Mathias Pogba, second rôle avéré
« Pendant cinq mois et demi, les prévenus ont coordonné leurs actions. Les pressions ont été continues, polymorphes et indirectes », enchaînent-elles, faisant la liste des nombreuses visites faites dans les semaines ayant suivi l’agression à Paul Pogba, le 13 juillet au centre d’entraînement de la Juve, mais aussi à sa maman, Yeo Moriba, une première fois à son domicile de Santeny dans le Val-de-Marne, une seconde dans un hôtel de Nice où elle est descendue courant juillet.
C’est à ce moment-là que Mathias Pogba entre en scène. Ce frère qu’elles décrivent comme rancunier en se basant sur des notes anciennes enregistrées dans son iPhone à partir de 2017, dans lesquelles Mathias Pogba avait listé un certain nombre de récriminations à l’égard de Paul.
En voici un extrait : « « Nos relations étaient assez bien depuis 2015, mais elles ont commencé à se dégrader du fait de l’influence de ses agents. Il avait promis de s’occuper de la famille, de prendre soin d’eux, de leur acheter des maisons, de financer leur business. Mais bien sûr, ce fut la désillusion. Ce que vous devez comprendre ici, c’est le niveau immense d’ingratitude de mon frère. »
« On ne peut être à la fois marionnette et architecte »
Si elles précisent bien que « le projet délictuel est déjà construit quand Mathias Pogba le rejoint, pour autant il savait que le but du groupe était de prendre les 13 millions d’euros à Paul, qu’il y avait volonté de nuire. Mathias n’est pas passif, il prend des initiatives, il suggère des déplacements (à Turin, chez la mère) et quand il rencontre la réticence de son petit frère, il étend les pressions à l’entourage familial, comme à la mère (Yeo Moriba) ».
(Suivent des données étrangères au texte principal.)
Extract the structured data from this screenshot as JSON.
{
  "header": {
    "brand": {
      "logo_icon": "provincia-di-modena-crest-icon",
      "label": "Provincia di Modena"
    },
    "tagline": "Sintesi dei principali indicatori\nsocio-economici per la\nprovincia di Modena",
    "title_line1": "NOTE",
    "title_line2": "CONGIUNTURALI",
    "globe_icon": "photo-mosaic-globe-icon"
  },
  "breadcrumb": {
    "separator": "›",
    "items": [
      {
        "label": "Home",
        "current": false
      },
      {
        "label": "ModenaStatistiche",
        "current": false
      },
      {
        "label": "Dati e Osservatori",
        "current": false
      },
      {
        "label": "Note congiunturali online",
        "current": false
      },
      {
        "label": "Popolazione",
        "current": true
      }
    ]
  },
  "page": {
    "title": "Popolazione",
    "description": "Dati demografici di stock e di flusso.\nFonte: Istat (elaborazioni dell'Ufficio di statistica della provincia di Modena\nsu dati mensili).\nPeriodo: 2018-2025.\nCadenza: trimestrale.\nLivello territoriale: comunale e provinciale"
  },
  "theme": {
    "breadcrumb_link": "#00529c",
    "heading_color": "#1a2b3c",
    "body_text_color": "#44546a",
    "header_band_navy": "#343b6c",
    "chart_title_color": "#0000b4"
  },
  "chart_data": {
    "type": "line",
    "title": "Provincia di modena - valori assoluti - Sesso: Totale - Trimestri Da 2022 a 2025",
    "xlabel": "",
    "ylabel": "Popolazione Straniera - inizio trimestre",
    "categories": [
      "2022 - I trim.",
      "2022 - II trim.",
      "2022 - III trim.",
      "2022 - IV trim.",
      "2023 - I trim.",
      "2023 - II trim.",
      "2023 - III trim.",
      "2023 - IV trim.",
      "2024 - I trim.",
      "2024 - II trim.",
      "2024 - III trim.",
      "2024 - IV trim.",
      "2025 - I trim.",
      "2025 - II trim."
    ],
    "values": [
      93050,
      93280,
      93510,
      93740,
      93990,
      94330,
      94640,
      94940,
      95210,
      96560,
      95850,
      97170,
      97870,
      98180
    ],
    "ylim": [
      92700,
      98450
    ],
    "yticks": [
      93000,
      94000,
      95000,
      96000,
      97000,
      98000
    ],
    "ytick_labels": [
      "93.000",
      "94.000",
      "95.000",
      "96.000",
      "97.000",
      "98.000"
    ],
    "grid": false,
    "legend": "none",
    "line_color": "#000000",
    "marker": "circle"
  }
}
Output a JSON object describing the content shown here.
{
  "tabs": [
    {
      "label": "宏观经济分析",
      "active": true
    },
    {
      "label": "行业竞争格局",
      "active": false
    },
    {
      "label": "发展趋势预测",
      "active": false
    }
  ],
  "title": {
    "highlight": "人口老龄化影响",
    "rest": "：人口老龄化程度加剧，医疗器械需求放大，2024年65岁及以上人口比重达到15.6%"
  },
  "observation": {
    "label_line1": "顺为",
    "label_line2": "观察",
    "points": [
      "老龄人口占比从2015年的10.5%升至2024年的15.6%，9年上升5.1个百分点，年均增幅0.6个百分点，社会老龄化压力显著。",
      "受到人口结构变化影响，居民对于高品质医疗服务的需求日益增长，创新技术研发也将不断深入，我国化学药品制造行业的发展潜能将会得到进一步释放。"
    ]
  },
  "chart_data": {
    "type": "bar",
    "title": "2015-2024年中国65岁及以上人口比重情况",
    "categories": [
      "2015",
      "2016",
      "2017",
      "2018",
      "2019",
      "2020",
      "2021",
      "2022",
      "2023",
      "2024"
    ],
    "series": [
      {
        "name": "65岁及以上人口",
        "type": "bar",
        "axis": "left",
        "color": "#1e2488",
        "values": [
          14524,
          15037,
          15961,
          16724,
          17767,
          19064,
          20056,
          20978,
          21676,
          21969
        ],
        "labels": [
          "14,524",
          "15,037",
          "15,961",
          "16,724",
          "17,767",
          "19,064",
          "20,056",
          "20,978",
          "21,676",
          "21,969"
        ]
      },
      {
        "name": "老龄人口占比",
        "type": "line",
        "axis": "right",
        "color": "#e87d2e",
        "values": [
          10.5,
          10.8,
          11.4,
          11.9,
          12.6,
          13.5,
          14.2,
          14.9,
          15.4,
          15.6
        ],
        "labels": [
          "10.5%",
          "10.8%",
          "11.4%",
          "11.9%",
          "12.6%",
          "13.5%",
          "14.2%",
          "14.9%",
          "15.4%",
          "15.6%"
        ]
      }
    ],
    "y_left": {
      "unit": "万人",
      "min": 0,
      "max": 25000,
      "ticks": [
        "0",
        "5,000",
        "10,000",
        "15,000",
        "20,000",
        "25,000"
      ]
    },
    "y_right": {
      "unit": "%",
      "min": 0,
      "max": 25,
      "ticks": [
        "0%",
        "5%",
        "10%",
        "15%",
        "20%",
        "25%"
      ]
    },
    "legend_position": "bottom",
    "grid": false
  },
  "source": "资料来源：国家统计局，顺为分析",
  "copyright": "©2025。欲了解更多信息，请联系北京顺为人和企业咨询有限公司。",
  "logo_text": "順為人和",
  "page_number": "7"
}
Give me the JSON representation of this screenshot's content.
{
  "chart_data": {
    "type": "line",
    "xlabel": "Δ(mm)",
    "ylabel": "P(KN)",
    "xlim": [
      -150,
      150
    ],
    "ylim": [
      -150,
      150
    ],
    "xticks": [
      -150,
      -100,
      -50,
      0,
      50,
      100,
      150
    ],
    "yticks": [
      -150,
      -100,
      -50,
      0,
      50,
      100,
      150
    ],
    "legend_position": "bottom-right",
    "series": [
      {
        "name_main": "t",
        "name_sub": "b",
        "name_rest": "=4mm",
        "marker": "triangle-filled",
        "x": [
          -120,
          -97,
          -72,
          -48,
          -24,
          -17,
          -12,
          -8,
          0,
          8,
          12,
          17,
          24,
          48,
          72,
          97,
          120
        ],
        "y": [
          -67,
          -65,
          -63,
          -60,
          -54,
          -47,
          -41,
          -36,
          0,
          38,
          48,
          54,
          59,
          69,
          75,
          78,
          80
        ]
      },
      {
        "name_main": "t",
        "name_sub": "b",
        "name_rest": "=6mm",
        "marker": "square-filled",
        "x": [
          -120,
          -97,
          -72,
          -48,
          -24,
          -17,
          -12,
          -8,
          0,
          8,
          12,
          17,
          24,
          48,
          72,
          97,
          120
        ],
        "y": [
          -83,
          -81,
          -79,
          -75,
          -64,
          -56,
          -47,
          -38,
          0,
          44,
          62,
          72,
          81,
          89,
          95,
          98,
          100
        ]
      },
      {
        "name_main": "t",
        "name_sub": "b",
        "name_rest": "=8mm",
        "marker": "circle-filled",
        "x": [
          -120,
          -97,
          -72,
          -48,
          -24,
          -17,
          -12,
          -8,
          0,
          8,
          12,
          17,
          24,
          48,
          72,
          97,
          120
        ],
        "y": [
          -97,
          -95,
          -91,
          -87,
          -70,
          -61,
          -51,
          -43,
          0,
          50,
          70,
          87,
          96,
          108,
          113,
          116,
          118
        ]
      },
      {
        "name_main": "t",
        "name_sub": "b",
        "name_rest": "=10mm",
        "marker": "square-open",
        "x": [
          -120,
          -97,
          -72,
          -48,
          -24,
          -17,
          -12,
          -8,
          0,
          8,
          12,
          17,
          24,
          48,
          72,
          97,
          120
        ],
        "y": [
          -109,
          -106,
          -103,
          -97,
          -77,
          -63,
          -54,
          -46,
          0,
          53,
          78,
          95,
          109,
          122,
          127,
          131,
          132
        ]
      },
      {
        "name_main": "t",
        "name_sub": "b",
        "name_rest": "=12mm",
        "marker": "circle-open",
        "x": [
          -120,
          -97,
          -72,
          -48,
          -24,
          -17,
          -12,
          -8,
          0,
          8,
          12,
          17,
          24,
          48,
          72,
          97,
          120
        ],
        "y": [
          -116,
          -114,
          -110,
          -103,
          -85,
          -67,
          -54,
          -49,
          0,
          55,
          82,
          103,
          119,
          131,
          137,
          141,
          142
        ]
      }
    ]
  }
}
Seul à plaider en faveur de son client, mercredi, avec celui de Machikour K. (les quatre autres ont lieu ce jeudi, à partir de 13h30), Me Mbeko Tabula s’insurge qu’on puisse se baser sur de banales histoires de ressentiments d’un frère envers l’autre pour prêter à Mathias Pogba une quelconque volonté de celui-ci de participer à l’extorsion de son cadet.
« On ne peut pas être à la fois la marionnette et l’architecte du projet, c’est soit l’un, soit l’autre », argue-t-il, avant que la présidente ne mette fin aux argumentaires et suspende la séance. Alors que Mathias Pogba encourt jusqu’à un an de prison avec exécution de la peine à son domicile, avec le port d’un bracelet électronique, les cinq autres prévenus encourent des peines allant de deux à huit ans de prison ferme.